Each pack has a sliding indicator on the side. This is entirely manual, but is very useful for indicating when a pack is known to be charged, flat, or partly discharged. Slide the slider to show green for full, red for flat, half and half for 'partly used'.
This is blue charger with 3 LEDs, and diagrammatic charging info on RH side. CHarges at up to 100W.
This is the set of 3 (2 half-width) chargers made from old Makita chargers. They have a set of 4 LEDs. (The full-width one only has 1 LED in 2018). Charges at 40W.
This is black all-purpose charger with blue LCD display. CHarges at up to 50W
The Yellow Propeak chargers do the same job, and insturcuctions are similar, but have no fan, no backlit display, and if pack is low voltage will charge at C/10 (10% of normal) until voltage rises sufficiently. Ensure that charge rate is set to 4000mA otherwise charging will be very slow. Charges at up to 50W (5W in C/10 gnetle start).
Simplest it try to charge it again and find that it says it is done in a couple of minutes (Up to 4 mins on the balance chargers). This may 'waste a life' on batteries that still work on the Makita charger. Checking it on the RC charger will not waste a life. It will quickly rise to 16.4V, and the current drop to 0.1A or so. That indicates a full pack. It will tell you so after a while (1-5 mins).

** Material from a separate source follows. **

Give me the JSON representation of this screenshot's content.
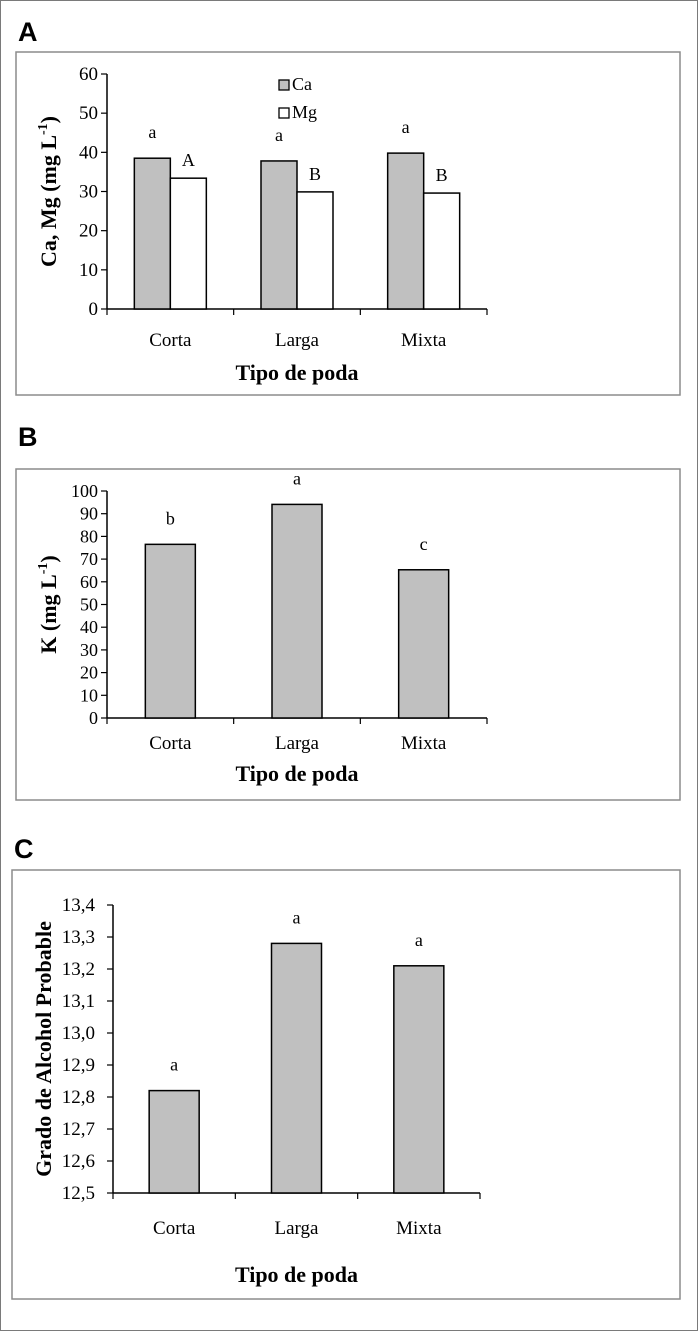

The drill batts are 4S2P 14.4V lithium ion packs (8 18650 cells: 4 in series, each being a parallel pair). This means that they are charged as 4-cell packs, to 4.1V per cell-pair. They can be charged at up to 3A rate. Battery 1 has connector wired as balance connector. No other packs have this yet (2017). The official Makita packs use Sony SE US18650VT (1.5Ah, 20A high-drain) cells, and we have a few with with Samsung INR18650-13Q (1.3Ah high-drain cells). All give a reliable 2.3-2.6Ah capacity in practice, even after 9 years expo useage.
At end 2017 we bought two 4Ah packs. The non-makita one uses LG DAHD21865 cells (2Ah, 25A). I can't read the Makita cell type without unwelding the pack. For 2018 we made 3 new 5Ah packs from Samsung 25R cells (2.5Ah, 20A) (Sponsored by uk18650.com).

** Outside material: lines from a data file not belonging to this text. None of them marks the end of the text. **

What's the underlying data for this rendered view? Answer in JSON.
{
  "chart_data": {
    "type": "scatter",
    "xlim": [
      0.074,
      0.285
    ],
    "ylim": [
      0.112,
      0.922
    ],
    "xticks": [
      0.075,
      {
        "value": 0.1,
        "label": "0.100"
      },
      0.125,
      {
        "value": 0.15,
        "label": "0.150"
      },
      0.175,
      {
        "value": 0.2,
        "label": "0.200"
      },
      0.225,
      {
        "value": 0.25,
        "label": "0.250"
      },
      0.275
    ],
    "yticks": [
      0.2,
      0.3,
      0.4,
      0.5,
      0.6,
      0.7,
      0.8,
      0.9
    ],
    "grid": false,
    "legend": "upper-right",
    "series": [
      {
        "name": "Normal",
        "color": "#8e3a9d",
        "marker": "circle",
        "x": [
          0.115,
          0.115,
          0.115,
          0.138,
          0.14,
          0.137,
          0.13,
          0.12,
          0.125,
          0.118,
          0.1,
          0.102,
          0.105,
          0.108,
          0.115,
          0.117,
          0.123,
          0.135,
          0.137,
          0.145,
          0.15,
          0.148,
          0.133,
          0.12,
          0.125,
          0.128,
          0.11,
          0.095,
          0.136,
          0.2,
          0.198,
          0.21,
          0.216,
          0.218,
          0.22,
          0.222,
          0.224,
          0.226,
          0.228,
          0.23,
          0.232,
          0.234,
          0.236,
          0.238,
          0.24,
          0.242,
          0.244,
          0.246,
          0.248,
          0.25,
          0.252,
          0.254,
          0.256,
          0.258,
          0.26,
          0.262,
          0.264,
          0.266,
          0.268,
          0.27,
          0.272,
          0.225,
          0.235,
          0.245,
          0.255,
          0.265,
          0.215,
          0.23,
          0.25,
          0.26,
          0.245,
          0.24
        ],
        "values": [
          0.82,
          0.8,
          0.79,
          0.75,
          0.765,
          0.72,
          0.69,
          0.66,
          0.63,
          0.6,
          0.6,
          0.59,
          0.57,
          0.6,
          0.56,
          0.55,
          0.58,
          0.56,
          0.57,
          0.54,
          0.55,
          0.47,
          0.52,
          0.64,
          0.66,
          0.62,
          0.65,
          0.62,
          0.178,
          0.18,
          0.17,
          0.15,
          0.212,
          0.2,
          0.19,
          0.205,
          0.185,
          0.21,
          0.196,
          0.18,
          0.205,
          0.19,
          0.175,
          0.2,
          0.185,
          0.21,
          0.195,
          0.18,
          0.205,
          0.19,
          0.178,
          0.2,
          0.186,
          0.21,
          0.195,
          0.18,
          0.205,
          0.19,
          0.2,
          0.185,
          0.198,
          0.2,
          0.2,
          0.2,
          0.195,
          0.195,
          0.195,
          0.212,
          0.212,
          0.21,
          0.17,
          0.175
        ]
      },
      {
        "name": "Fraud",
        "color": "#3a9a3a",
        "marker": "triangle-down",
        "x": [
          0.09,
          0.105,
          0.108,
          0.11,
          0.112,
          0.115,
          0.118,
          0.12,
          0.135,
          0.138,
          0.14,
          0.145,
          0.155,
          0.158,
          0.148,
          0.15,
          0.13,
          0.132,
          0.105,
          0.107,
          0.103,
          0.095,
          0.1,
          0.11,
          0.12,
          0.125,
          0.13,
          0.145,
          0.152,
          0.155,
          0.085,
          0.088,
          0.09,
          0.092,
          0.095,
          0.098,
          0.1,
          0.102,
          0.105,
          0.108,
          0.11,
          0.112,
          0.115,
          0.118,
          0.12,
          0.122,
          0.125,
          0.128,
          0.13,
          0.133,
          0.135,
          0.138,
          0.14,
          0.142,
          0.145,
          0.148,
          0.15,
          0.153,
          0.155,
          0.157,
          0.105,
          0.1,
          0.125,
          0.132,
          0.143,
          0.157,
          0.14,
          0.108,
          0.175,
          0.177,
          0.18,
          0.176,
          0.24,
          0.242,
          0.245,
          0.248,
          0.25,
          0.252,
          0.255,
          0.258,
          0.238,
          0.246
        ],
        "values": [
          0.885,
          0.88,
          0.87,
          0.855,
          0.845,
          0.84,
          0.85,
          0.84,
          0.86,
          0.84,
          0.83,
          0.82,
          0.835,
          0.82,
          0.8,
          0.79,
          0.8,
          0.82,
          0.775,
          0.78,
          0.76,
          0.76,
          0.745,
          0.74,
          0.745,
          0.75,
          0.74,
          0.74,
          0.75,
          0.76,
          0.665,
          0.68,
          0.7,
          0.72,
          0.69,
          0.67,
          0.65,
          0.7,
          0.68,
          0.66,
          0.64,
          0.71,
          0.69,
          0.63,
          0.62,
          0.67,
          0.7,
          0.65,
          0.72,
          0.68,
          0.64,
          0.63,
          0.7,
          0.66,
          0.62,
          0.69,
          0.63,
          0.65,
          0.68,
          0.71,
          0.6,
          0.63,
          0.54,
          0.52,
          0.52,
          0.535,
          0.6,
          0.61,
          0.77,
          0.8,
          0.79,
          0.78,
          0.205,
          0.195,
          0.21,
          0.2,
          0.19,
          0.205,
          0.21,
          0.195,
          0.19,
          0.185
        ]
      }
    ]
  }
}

The drill discharges at 26A current draw when drilling (~400W), so that's 13A per cell in a 2P configuration.
Makita have put very 'conservative' software in the batteries which will stop them working on the Makita charger, even when they are in fact fine. The monitoring board is powered off the 1st cell pair so that one tends to get discharged more than the others when left sitting for the 11 months of not-expo. If an unbalanced (or over-disharged, or too-hot) pack is inserted into the makita charger the charger and battery will do serial-coms negotiation, the charger will refuse to charge the battery and the battery will remember this. If you try this 3 times, the battery will mark itself bad and will never charge again on a makita charger. Only a replacement monitoring board can fix this (or new software if we knew how to nobble it).
Such batteries are normally still fine and charge on a sensible (RC - Radio Control, because RC people are the main market for these chargers) charger, possible after a balance charge to get the cells in the pack in sync again. Expo has a couple of these (Yellow Pro-power Prodigy II). Unfortunataly Makita don't build the 14.4V packs with balance connections to the cells, so the PCB has to be replaced to make this work easily for expo. For 2018 this was done for 7 of our packs, and 3 automatic balance chargers built.

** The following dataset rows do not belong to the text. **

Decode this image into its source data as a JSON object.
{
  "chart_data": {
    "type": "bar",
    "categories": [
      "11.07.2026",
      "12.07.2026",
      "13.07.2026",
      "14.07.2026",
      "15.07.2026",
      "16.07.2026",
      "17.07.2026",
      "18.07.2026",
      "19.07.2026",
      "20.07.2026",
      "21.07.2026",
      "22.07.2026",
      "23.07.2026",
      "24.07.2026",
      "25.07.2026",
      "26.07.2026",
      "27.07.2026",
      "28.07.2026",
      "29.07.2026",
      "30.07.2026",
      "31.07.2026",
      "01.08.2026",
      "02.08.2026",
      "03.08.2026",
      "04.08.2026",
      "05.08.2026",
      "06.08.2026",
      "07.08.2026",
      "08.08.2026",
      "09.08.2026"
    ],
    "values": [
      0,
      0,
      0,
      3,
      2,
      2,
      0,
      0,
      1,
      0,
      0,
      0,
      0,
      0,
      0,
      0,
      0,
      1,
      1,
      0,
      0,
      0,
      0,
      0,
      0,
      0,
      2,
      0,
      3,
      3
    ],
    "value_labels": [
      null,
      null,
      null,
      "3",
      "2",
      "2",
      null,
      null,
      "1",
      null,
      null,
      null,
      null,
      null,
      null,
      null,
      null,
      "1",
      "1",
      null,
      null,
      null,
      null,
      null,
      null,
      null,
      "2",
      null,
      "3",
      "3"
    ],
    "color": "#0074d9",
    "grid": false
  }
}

Note that the drills have no battery-voltage monitoring at all, and the monitoring circuit is bypassed when conected to the drill (the charger uses a different connector-pair from the drill - that's why there are 3 slots). Thus the drill can easily be used to over-discharge a battery, so please stop drilling when it gets slow and put on a new batt, unless it's an emergency. Drilling with an excessively-sagged voltage is a good way to knacker the weakest cell-pair. If your battery does get to this state, try to charge it up as soon as possible. Cells must not be left at <2V for any length of time as they rapidly (hours/days?) degrade to useless in this state (and that pair will need replacing).